YARGILAMA VE GEREKÇE :
Dava, mahrum kalınan kar kabı ve oluşan munzam zararın tahsili istemine ilişkindir.
Arabuluculuk son tutanağı, deney sonuç raporu, ihtarname örneği ve diğer bilgi belgeler dosyada mevcuttur.
Davalı vekilli süresinde vermiş olduğu cevap dilekçesinde; yetkili Mahkemenin Ankara Batı Asliye Tİcaret Mahkemesi olduğunu belirterek yetki ilk itirazında bulunmuştur.
İlk itirazlar HMK m. 116 hükmünde düzenlenmiştir. Yapılan bu düzenleme uyarınca; kesin yetki kuralının bulunmadığı hallerde yetki itirazı ve uyuşmazlığın tahkim yolu ile çözümlenmesi gerektiği itirazı ilk itiraz olarak kabul edilmiştir. İlk itirazların hepsinin cevap dilekçesinde ileri sürülmesi zorunludur. İlk itirazlar dava şartlarından sonra incelenir. İlk itirazlar, ön sorunlar gibi incelenerek karara bağlanır (HMK m. 117).

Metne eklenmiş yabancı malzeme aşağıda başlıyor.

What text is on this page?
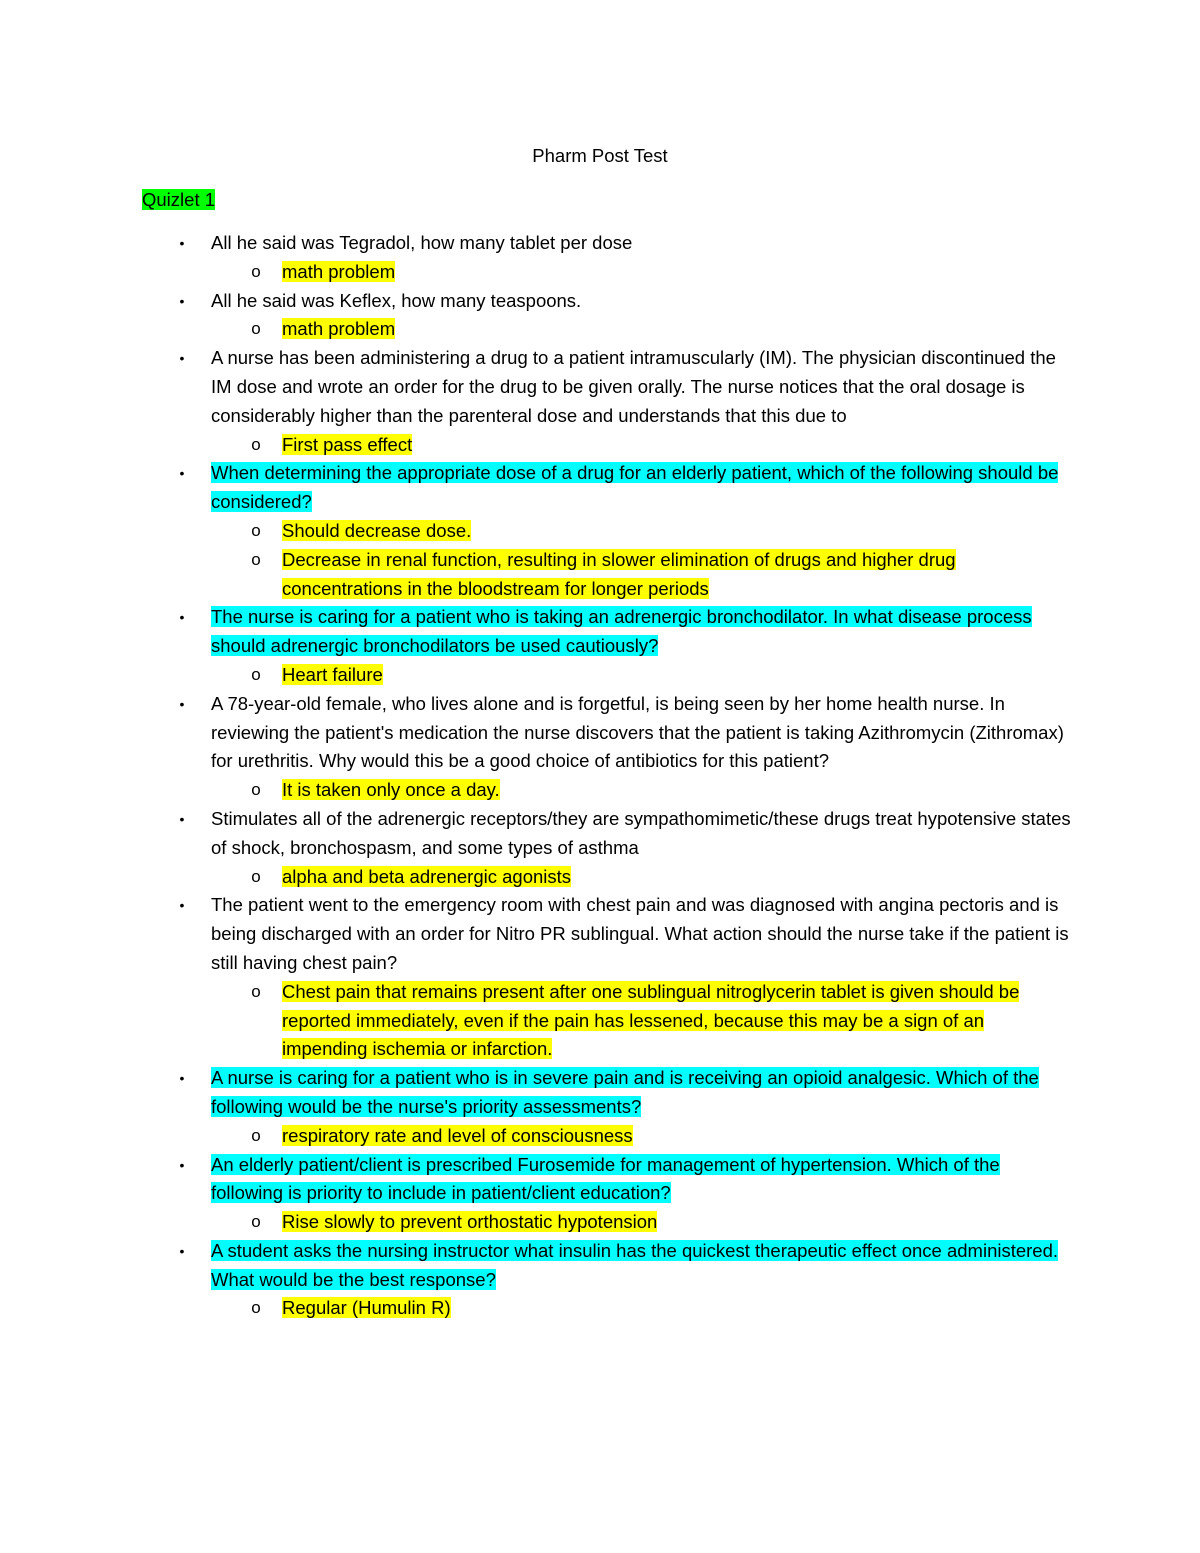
Pharm Post Test
Quizlet 1
• All he said was Tegradol, how many tablet per dose
o math problem
• All he said was Keflex, how many teaspoons.
o math problem
• A nurse has been administering a drug to a patient intramuscularly (IM). The physician discontinued the IM dose and wrote an order for the drug to be given orally. The nurse notices that the oral dosage is considerably higher than the parenteral dose and understands that this due to
o First pass effect
• When determining the appropriate dose of a drug for an elderly patient, which of the following should be considered?
o Should decrease dose.
o Decrease in renal function, resulting in slower elimination of drugs and higher drug concentrations in the bloodstream for longer periods
• The nurse is caring for a patient who is taking an adrenergic bronchodilator. In what disease process should adrenergic bronchodilators be used cautiously?
o Heart failure
• A 78-year-old female, who lives alone and is forgetful, is being seen by her home health nurse. In reviewing the patient's medication the nurse discovers that the patient is taking Azithromycin (Zithromax) for urethritis. Why would this be a good choice of antibiotics for this patient?
o It is taken only once a day.
• Stimulates all of the adrenergic receptors/they are sympathomimetic/these drugs treat hypotensive states of shock, bronchospasm, and some types of asthma
o alpha and beta adrenergic agonists
• The patient went to the emergency room with chest pain and was diagnosed with angina pectoris and is being discharged with an order for Nitro PR sublingual. What action should the nurse take if the patient is still having chest pain?
o Chest pain that remains present after one sublingual nitroglycerin tablet is given should be reported immediately, even if the pain has lessened, because this may be a sign of an impending ischemia or infarction.
• A nurse is caring for a patient who is in severe pain and is receiving an opioid analgesic. Which of the following would be the nurse's priority assessments?
o respiratory rate and level of consciousness
• An elderly patient/client is prescribed Furosemide for management of hypertension. Which of the following is priority to include in patient/client education?
o Rise slowly to prevent orthostatic hypotension
• A student asks the nursing instructor what insulin has the quickest therapeutic effect once administered. What would be the best response?
o Regular (Humulin R)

6100 sayılı HMK hükümlerine göre; genel yetkili mahkeme, davalı gerçek veya tüzel kişinin davanın açıldığı tarihteki yerleşim yeri mahkemesidir (HMK 6/1). Sözleşmeden doğan davalar, sözleşmenin ifa edileceği yer mahkemesinde de açılabilir (HMK 10/1).

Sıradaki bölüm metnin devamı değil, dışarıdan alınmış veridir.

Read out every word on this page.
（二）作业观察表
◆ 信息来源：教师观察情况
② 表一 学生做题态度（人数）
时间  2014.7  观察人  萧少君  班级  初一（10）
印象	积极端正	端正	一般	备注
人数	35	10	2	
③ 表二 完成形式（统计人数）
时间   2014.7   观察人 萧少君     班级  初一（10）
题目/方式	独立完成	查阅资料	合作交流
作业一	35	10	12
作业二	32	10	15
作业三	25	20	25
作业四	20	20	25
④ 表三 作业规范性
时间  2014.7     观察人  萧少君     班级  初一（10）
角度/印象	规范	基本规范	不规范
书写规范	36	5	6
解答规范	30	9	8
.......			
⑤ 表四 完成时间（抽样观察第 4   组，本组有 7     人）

TBK’nın 89. maddesine göre borcun ifa yeri, tarafların açık veya örtülü iradelerine göre belirlenir. Aksine bir anlaşma yoksa, para borçları, alacaklının ödeme zamanındaki yerleşim yerinde, parça borçları, sözleşmenin kurulduğu sırada borç konusunun bulunduğu yerde, bunların dışındaki bütün borçlar, doğumları sırasında borçlunun yerleşim yerinde ifa edilir.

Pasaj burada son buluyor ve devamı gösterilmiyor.